Differentiating between a benign and malignant biliary stricture with a cholangiogram during endoscopic retrograde chiolangiopancreatography (ERCP) can yield indeterminate results. Further characterization often requires advancing a tiny camera and forceps through the bile duct via a digital cholangioscopy, though even experienced operators can sometimes struggle to interpret the images or obtain enough tissue in the right location for a confirmative diagnosis.
“Sometimes diagnosis of a malignancy can be delayed, which is frustrating and can lead to the need for additional procedures for a patient,” says NYU Langone Health gastroenterologist Jessica Widmer, DO.
“We want to enhance tissue acquisition and make the procedure more efficient for both the patient and the physician.”
Jessica Widmer, DO
In a multicenter study in Scientific Reports, Dr. Widmer collaborated with colleagues in Portugal, Brazil, and Spain to show that an AI model applied to cholangioscopy can improve the detection and characterization of malignant biliary strictures.
“The preliminary results are quite promising,” Dr. Widmer says. “It is especially helpful in the true indeterminate biliary strictures, where it’s challenging to determine benign versus malignant changes or when the endoscopist has a strong impression, but the biopsy results do not support that impression.”
Promising Gains in Sensitivity and Specificity
Indeterminate strictures are most common in patients with primary sclerosing cholangitis (PSC), an autoimmune inflammatory condition that can eventually develop into a malignant cholangiocarcinoma, underscoring the need for better biopsies. Inflammatory masses and friability, for example, can be seen in a benign PSC, but could also be cancerous tissue.
Over the years, Dr. Widmer says, some adjunct modalities to cholangioscopy have increased the diagnostic sensitivity but compromised the specificity. By contrast, the new study found that the AI model trained on benign and malignant disease had high sensitivity and specificity.
For the study, the researchers trained and validated a convolutional neural network (CNN) on more than 96,000 images from 164 cases seen across three medical centers, and assessed its performance in detecting tumor vessels, papillary projections, nodules, and masses.
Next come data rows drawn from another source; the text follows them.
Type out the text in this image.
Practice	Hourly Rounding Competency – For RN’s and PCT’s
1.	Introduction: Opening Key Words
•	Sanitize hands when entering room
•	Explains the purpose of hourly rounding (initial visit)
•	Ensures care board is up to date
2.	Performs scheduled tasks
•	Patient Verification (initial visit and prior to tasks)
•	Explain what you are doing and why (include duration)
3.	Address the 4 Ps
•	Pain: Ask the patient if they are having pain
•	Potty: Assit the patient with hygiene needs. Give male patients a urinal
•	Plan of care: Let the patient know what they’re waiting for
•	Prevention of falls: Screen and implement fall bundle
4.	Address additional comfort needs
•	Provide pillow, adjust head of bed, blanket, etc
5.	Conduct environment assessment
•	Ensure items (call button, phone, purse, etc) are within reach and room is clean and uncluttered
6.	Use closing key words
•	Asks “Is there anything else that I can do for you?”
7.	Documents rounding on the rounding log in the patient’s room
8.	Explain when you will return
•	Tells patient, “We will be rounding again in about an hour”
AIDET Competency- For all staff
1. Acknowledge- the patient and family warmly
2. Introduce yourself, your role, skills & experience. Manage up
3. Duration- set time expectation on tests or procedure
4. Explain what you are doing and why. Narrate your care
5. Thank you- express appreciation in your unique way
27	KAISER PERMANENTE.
Their study found that the CNN model achieved 92.9 percent accuracy, 91.7 percent sensitivity, 94.4 percent specificity, 95.1 percent positive predictive value, 93.1 percent negative predictive value, and an area under the ROC curve (AUROC) score of 0.95.
A Heatmap for Biopsies
To provide its real-time assessment of biliary tissue, the AI model interfaces with the cholangioscopy console processor via a computer app. Dr. Widmer explains that training and validating the model is an iterative process. “Videos and images captured during the procedures are used to train the model,” she says.
Beyond its overall success in detecting malignancy, Dr. Widmer notes that the model showed promise in improving tissue acquisition by identifying papillary projections with high sensitivity and specificity. “These papillary projections and tumor vessels are the most specific indicators that we have when looking for cancer,” she explains.
“It’s very promising as compared to any of the other adjunct modalities that have come down the line in the last 10 to 15 years.”
The model, in turn, provides a visual indicator of which tissue characteristics are contributing most to the algorithm’s malignancy prediction. In this heatmap, akin to a topographical map, the color red identifies the characteristics most associated with a malignancy and thus the best place to collect a biliary biopsy.
Expanding Applications
Dr. Widmer, the first provider in the United States to use the AI model to help guide biliary stricture biopsies, has begun training the model on the pancreas as well. Her team is training the model to accurately differentiate between malignant and benign cystic lesions and between solid malignancies such as neuroendocrine tumors and adenocarcinomas.
Similarly, the team is starting to train the model on benign versus malignant lymph nodes in the GI tract.
The ultimate goal, Dr. Widmer says, is to get a diagnosis as soon as possible so that patients can get appropriate therapy, while minimizing the number of procedures that they need to undergo to establish that diagnosis.
“We want to enhance tissue acquisition and make the procedure more efficient for both the patient and the physician,” she says. “This model is helping us do that, and it’s very promising as compared to any of the other adjunct modalities that have come down the line in the last 10 to 15 years.”